For years, the Association for the Protection of Diabetics of Portugal (APDP) has supported the Directorate-General for Health to "go to training schools whenever a diabetic child appears, and together with his parents try to make teachers and colleagues," association president Jose Manuel Boavida, at the LUA agency, on the eve of the World Diabetes Day (November 14).
"There are thousands of children in schools and they are integrated," he said, arguing that children with diabetes "do not need to be discriminated" or stigmatized.
"They have to be integrated, just like any other child, and nothing is forbidden to them.
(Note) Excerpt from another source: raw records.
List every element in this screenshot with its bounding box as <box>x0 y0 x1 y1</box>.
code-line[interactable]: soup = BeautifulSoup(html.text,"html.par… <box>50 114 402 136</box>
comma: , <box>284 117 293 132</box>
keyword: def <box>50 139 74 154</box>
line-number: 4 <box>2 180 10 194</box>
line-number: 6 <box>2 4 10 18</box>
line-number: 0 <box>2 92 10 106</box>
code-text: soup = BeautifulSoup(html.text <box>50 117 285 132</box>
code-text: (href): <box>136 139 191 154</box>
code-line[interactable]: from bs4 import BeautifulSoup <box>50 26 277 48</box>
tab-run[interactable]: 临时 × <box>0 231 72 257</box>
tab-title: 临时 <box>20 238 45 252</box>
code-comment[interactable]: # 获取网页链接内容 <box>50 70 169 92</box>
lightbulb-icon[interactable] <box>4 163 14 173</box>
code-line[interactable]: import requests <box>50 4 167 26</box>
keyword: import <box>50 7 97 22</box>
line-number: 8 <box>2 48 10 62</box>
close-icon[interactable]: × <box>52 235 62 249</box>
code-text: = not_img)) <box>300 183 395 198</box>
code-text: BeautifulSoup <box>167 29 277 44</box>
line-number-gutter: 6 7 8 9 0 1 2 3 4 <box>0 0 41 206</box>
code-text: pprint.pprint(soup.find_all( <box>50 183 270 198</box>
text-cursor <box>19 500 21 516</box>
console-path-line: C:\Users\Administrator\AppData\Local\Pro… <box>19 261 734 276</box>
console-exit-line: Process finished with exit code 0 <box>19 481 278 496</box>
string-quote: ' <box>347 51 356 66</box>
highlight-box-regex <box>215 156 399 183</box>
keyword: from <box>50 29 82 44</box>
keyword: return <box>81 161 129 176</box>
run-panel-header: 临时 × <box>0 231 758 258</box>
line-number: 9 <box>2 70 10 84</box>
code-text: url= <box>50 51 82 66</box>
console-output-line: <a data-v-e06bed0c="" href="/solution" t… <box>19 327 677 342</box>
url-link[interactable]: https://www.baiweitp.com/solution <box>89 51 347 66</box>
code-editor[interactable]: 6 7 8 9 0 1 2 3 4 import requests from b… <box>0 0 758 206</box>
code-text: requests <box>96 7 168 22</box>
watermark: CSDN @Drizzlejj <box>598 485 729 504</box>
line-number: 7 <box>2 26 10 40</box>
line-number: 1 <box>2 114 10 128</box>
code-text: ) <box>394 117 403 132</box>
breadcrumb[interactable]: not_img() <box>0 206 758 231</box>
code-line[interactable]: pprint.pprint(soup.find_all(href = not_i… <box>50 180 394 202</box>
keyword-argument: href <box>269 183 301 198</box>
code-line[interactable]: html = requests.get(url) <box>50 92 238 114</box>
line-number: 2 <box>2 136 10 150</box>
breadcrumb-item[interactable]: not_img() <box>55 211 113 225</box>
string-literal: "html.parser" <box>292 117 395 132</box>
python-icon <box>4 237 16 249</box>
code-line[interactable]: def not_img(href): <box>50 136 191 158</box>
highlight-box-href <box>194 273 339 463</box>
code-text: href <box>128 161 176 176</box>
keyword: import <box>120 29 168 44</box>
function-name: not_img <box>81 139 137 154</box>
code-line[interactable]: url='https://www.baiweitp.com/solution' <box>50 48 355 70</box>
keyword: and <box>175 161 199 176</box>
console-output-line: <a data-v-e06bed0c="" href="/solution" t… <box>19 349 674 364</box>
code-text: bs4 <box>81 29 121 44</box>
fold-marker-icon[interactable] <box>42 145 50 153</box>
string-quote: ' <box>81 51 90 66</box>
On the contrary, we want them to do absolutely everything, only if there are some risks they must be aware of and guard against everything that happens usually does not happen, "defended the endocrinologist.
In his view, the DGS program could "help a lot in overcoming" this situation "if teams of experts could go to school to demystify the complexity of therapy" type 1 diabetes, a disease that reached 3327 children and young people in 2015 in Portugal, according to the latest a report by the National Diabetes Observatory.
"Much more is the issue of giving confidence to teachers and schools than any other situation, no special support is needed," he said.
Teaching what to do
Jose Manuel Boavida said that "there are often many school disturbances," but after the meeting and training there are people volunteering to "do this job", which must be "routine".
"While we are handing it to everyone who falls, we can give a pack of sugar that this person brings a pocket," he said, defending it "what is needed is clarification, clarification and creating more secure conditions in schools" for these children.
For the president of the APDP, "more than building myths and extremely negative ideas", "it is necessary to show what is in reality and in practice to be done and, in a realistic sense, to deal with the situation of care to be taken and how to overcome the risks that can exist ". As such, he defended, the DGS training program in schools, which had a "great success", must "continue".
"The Directorate General of Health has provided guidelines for what should be trained, but the guidelines do not come unless funds are provided for their implementation, and this is a good challenge on this World Diabetes Day," he said.
"More than saying that there are difficulties, it is necessary to act, and the action implies commitment" of the Ministry of Health, since "the Ministry of Education has always been very acceptable for these situations", it is now health to be supported by it.
In celebration of the World Diabetes Day, APDP held a conference "Diabetes and Family" in partnership with the Lisbon Chamber on Wednesday.